$P_1, P_2, \ldots, P_k$ are algebraically independent irreducible homogeneous polynomials in $n$ variables over the field of complex numbers. Then, is it true that there is a point $b = (b_1, b_2, \ldots, b_n)$ such that $\forall i \in [k], P_i(b) = 0$ and the rank of the Jacobian of $P_1, P_2, \ldots, P_k$ at $b$ is equal to $k$ ?
If this is false, a counterexample would also be very helpful.
If you furthermore suppose that the variety defined by $I=(P_1, \ldots, P_k)$ is irreducible, then the answer is yes (apart from a silly counterexample in dimension 1 which can be straightforwardly corrected). Denote by $Z(J)$ the zero locus of the ideal $J$, and $I(V)$ the ideal of polynomials which are zero over $V$. Recall that by Nustellensatz $I(Z(J) ) = \sqrt{J}$.
Infact, let $D_{(i_1\ldots i_k)}$ be the determinant of the $(i_1, \ldots, i_k)$ minor of the jacobian matrix. Take an irreducible factor $f_{(i_1 \ldots i_k)}$ of $D_{(i_1\ldots i_k)}$; the ideal generated by $f$'s are prime ideals of height 1.

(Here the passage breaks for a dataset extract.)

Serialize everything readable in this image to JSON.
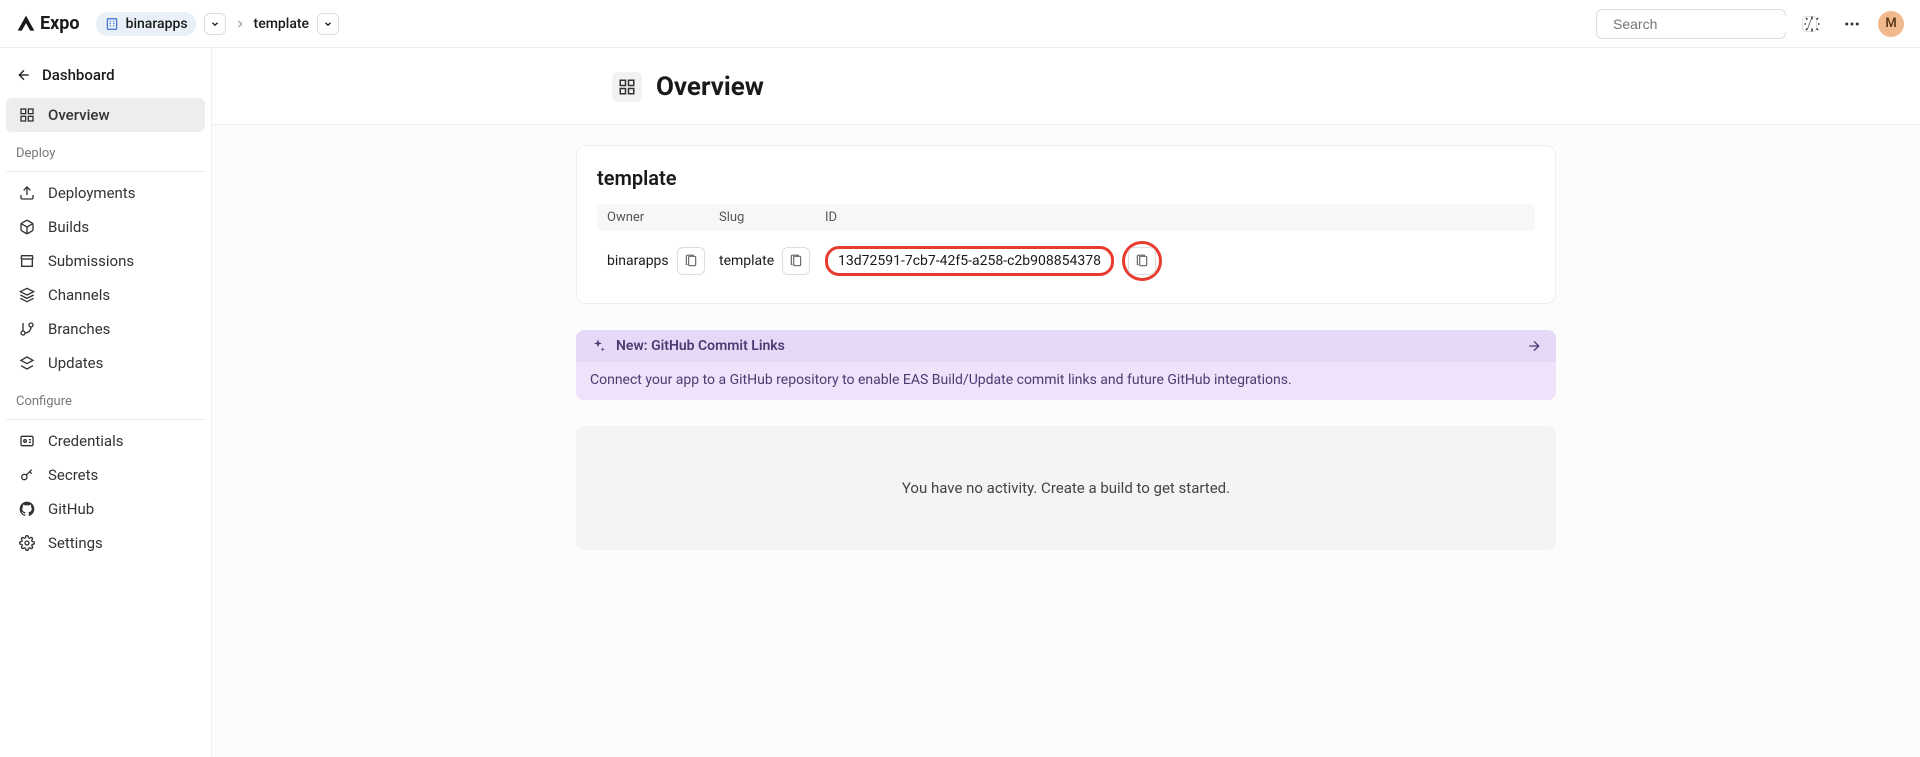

Suppose by absurd that the thesis is false. Then $$\sqrt{I} \subseteq \bigcup_{i_1, \ldots i_k} \sqrt{(D_{(i_1, \ldots i_k)})} \subseteq \bigcup_{i_1, \ldots i_k} (f_{(i_1, \ldots i_k)}) $$ because every time $b \in Z(I)$, then $Jac_{P_i}(b)$ is not of full rank, so there is a minor which has zero determinant, so $b \in Z(D_{(i_1, \ldots i_k)})$ for some $i$'s (you get an extra $\sqrt{ }$ because of nustellensatz).
Now if a prime is contained in a union of primes, it is containd in one of them, so $\sqrt{I} \subset (f_{(i_1 \ldots i_k)})$. If $k > 1$, you have a prime $\sqrt{I}$ (here we use the irreducibility hypothesis) of height $k$ contained in a prime of height $1$, which is an absurd. This follows from the fact that the transcendence degree of $k[x_1, \ldots, x_n]/\sqrt{I}$ is $n-k$ by the assumption on algebraic independence, so it has krull dimension $n-k$; this implies that the height of $\sqrt{I}$ is $k$, because of the formula $ht(p)+dim(A/p)$ in a domain $A$.
If $k=1$, then you should assume that $P$ is itself irreducible; this is not implied by the hypothesis of irreducibility on algebraic set because you can take powers of an irreducible and still get an irreducible variety. Otherwise $f(x)=x^2$ is a counterexample to the thesis. However, if $P$ is irreducible then $P$ and $D_i =\partial_{x_i}P$ are relatively prime, so it can'th happen that $(P) \subset (f_i)$.
Remark. The conditions $D_{(i_1 \ldots i_k)}(b) \neq 0$ are open conditions. We have seen that the open set $U \subset Z(I)$ in which this hold is non-empty. But $Z(I)$ is irreducible, so $U$ is dense: this means that indeed the jacobian is almost always of maximal rank in $Z(I)$!